Ikat for a begin: The Home of Angadi launches able to put on with Alamelu

The Home of Angadi presents ready-to-wear with an architectural line of unstructured tunics and pant fits

Lockdown or not, the previous couple of months had been a time of exercise at The Home of Angadi. The Bengaluru-based model, famend for its kanjeevarams, Banarasis and Kota dorias, was finalising the primary assortment of its simply launched ready-to-wear label, Alamelu. “It’s a breakaway from preconceived notions of what’s thought of ‘Indian’ in vogue and design,” says founder and inventive director, KH Radharaman, including, “I wish to create a contemporary design vocabulary that’s season-less, and technique- and region-agnostic.”

His engineering background is mirrored within the textile manipulations. “I’ve at all times felt the necessity to contemporise India’s wealth of textile methods and reinvent their design language. With Alamelu, I used to be capable of shift the purpose of origin of the design course of to the very starting, to the yarn, and engineer a sequence of materials which are fashionable but artisanal,” he says. With a up to date palette — assume luminous eggshell tones to jewel-like ruby — the cuts are relaxed, and play with proportions and layers. “For the primary assortment, now we have performed a decent edit of simply over 30 items [from tops and tunics to pants]. The thought is to current a very fashionable design providing for the ever-evolving lady of at the moment,” he provides. Does he have a favorite? “Whereas all of the designs are near my coronary heart, my two favourites are the pant go well with and our signature trench coat. They’re the right illustration of what Alamelu means to me.”

Edited excerpts from an interview:

KH Radharaman, founder and creative director

Why a ready-to-wear label now?

Truthfully, on condition that lots of our textiles have adorned the collections of worldwide design homes for a few years now [they exported fabrics and collaborated with brands], we most likely ought to have performed a ready-to-wear line earlier. As a designer, my old flame has at all times been Indian textiles. That is the place I selected to focus my energies for the previous 10 years [under my other label, Advaya], which is why the RTW model has taken time to launch. That stated, I had been considering of this label for over a yr and it’s an final result of my design philosophy and a end result of many concepts which have constructed up over time.

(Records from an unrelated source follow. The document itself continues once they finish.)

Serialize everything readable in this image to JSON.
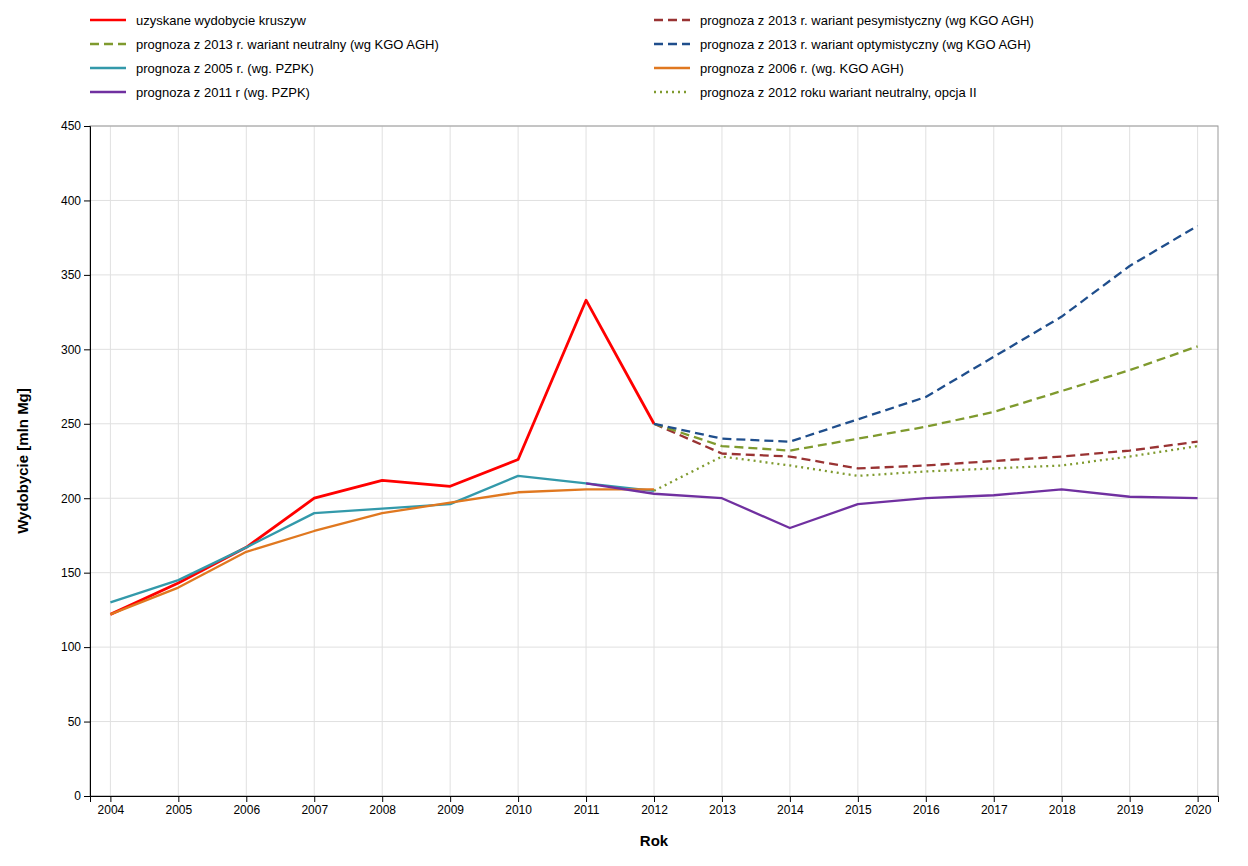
{
  "chart_data": {
    "type": "line",
    "xlabel": "Rok",
    "ylabel": "Wydobycie [mln Mg]",
    "xlim": [
      2003.7,
      2020.3
    ],
    "xticks": [
      2004,
      2005,
      2006,
      2007,
      2008,
      2009,
      2010,
      2011,
      2012,
      2013,
      2014,
      2015,
      2016,
      2017,
      2018,
      2019,
      2020
    ],
    "ylim": [
      0,
      450
    ],
    "yticks": [
      0,
      50,
      100,
      150,
      200,
      250,
      300,
      350,
      400,
      450
    ],
    "grid": true,
    "legend": "top",
    "series": [
      {
        "name": "uzyskane wydobycie kruszyw",
        "color": "#ff0000",
        "line_style": "solid",
        "x": [
          2004,
          2005,
          2006,
          2007,
          2008,
          2009,
          2010,
          2011,
          2012
        ],
        "values": [
          122,
          143,
          167,
          200,
          212,
          208,
          226,
          333,
          250
        ]
      },
      {
        "name": "prognoza z 2013 r. wariant pesymistyczny (wg KGO AGH)",
        "color": "#993333",
        "line_style": "dashed",
        "x": [
          2012,
          2013,
          2014,
          2015,
          2016,
          2017,
          2018,
          2019,
          2020
        ],
        "values": [
          250,
          230,
          228,
          220,
          222,
          225,
          228,
          232,
          238
        ]
      },
      {
        "name": "prognoza z 2013 r. wariant neutralny (wg KGO AGH)",
        "color": "#7f9a2e",
        "line_style": "dashed",
        "x": [
          2012,
          2013,
          2014,
          2015,
          2016,
          2017,
          2018,
          2019,
          2020
        ],
        "values": [
          250,
          235,
          232,
          240,
          248,
          258,
          272,
          286,
          302
        ]
      },
      {
        "name": "prognoza z 2013 r. wariant optymistyczny (wg KGO AGH)",
        "color": "#1f4e8c",
        "line_style": "dashed",
        "x": [
          2012,
          2013,
          2014,
          2015,
          2016,
          2017,
          2018,
          2019,
          2020
        ],
        "values": [
          250,
          240,
          238,
          253,
          268,
          295,
          322,
          356,
          383
        ]
      },
      {
        "name": "prognoza z 2005 r. (wg. PZPK)",
        "color": "#3399aa",
        "line_style": "solid",
        "x": [
          2004,
          2005,
          2006,
          2007,
          2008,
          2009,
          2010,
          2011,
          2012
        ],
        "values": [
          130,
          145,
          167,
          190,
          193,
          196,
          215,
          210,
          205
        ]
      },
      {
        "name": "prognoza z 2006 r. (wg. KGO AGH)",
        "color": "#e07820",
        "line_style": "solid",
        "x": [
          2004,
          2005,
          2006,
          2007,
          2008,
          2009,
          2010,
          2011,
          2012
        ],
        "values": [
          122,
          140,
          164,
          178,
          190,
          197,
          204,
          206,
          206
        ]
      },
      {
        "name": "prognoza z 2011 r (wg. PZPK)",
        "color": "#7030a0",
        "line_style": "solid",
        "x": [
          2011,
          2012,
          2013,
          2014,
          2015,
          2016,
          2017,
          2018,
          2019,
          2020
        ],
        "values": [
          210,
          203,
          200,
          180,
          196,
          200,
          202,
          206,
          201,
          200
        ]
      },
      {
        "name": "prognoza z 2012 roku wariant neutralny, opcja II",
        "color": "#7f9a2e",
        "line_style": "dotted",
        "x": [
          2012,
          2013,
          2014,
          2015,
          2016,
          2017,
          2018,
          2019,
          2020
        ],
        "values": [
          205,
          228,
          222,
          215,
          218,
          220,
          222,
          228,
          235
        ]
      }
    ]
  }
}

Ikat for a start: The House of Angadi launches ready to wear with Alamelu

Inspiration behind the gathering.

Alamelu’s first assortment, Architexture, attracts inspiration from the assorted methods by which Modernist structure incorporates layers, volumes, and proportions. To me the concept of Modernism lies within the spirit of purposeful innovation and area agnostic design language. Therefore I selected two distinct instructions for this assortment to make it actually worldwide.

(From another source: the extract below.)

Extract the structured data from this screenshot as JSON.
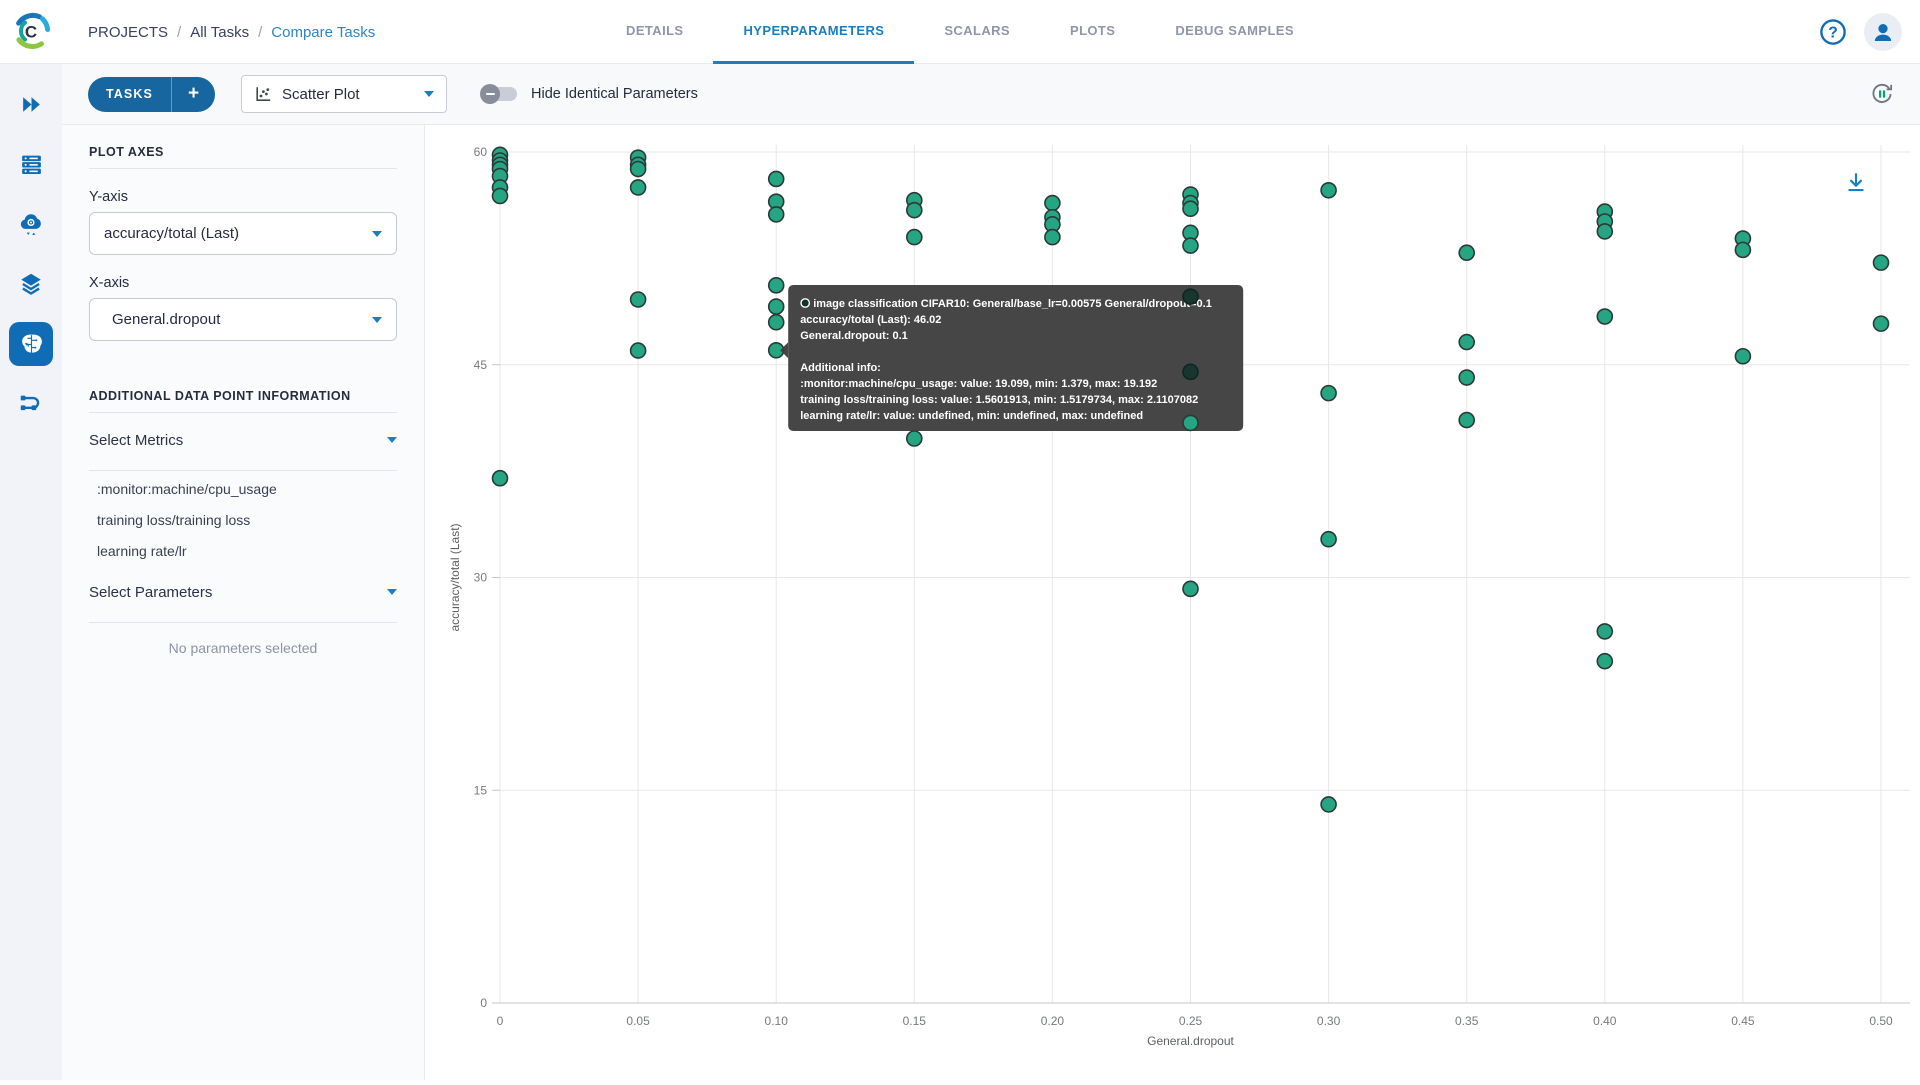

Whereas on the one hand it celebrates the timeless great thing about the ikat approach, on the opposite I’ve created a spread of never-before-seen silk materials. The ikats have an summary and geometric visible vocabulary, and explores patterns starting from Houndstooth to Yayoi Kusama-esque polka dots, all woven by hand. I’ve additionally explored surfaces by my textiles, creating textures not by pleating or different publish manufacturing methods however on the weaving stage itself.

Ikat for a start: The House of Angadi launches ready to wear with Alamelu

Why ikat as a method?

I selected ikat for Alamelu’s first assortment for each emotional and sensible causes. My household and I’ve a lifelong relationship with ikat [my father was one of the early pioneers of using it in silk]. It’s also the one weaving approach that crosses all geographical boundaries, and has a number of interpretations the world over.

Experiments with textile surfaces.

Most textiles in use at the moment, particularly for attire, are typically two dimensional in nature. Our floor engineering methods rework silk yarn into three-dimensional textures, leading to materials that shimmer like rippling waters, but stay lighter than air. This has been achieved by the interaction of warp and weft, and is a brand new design path.

What subsequent?

From a enterprise perspective, Alamelu’s design philosophy is geared toward capturing the eye of design-conscious girls the world over. Consistent with this, our subsequent steps will embody worldwide growth by e-commerce and retail presence in strategic world areas. All of this dovetails with the general mission to maintain pushing the boundaries of Indian design.

From ₹11,900 onwards. Out there at Angadi Heritage, Ensemble, and Ogaan.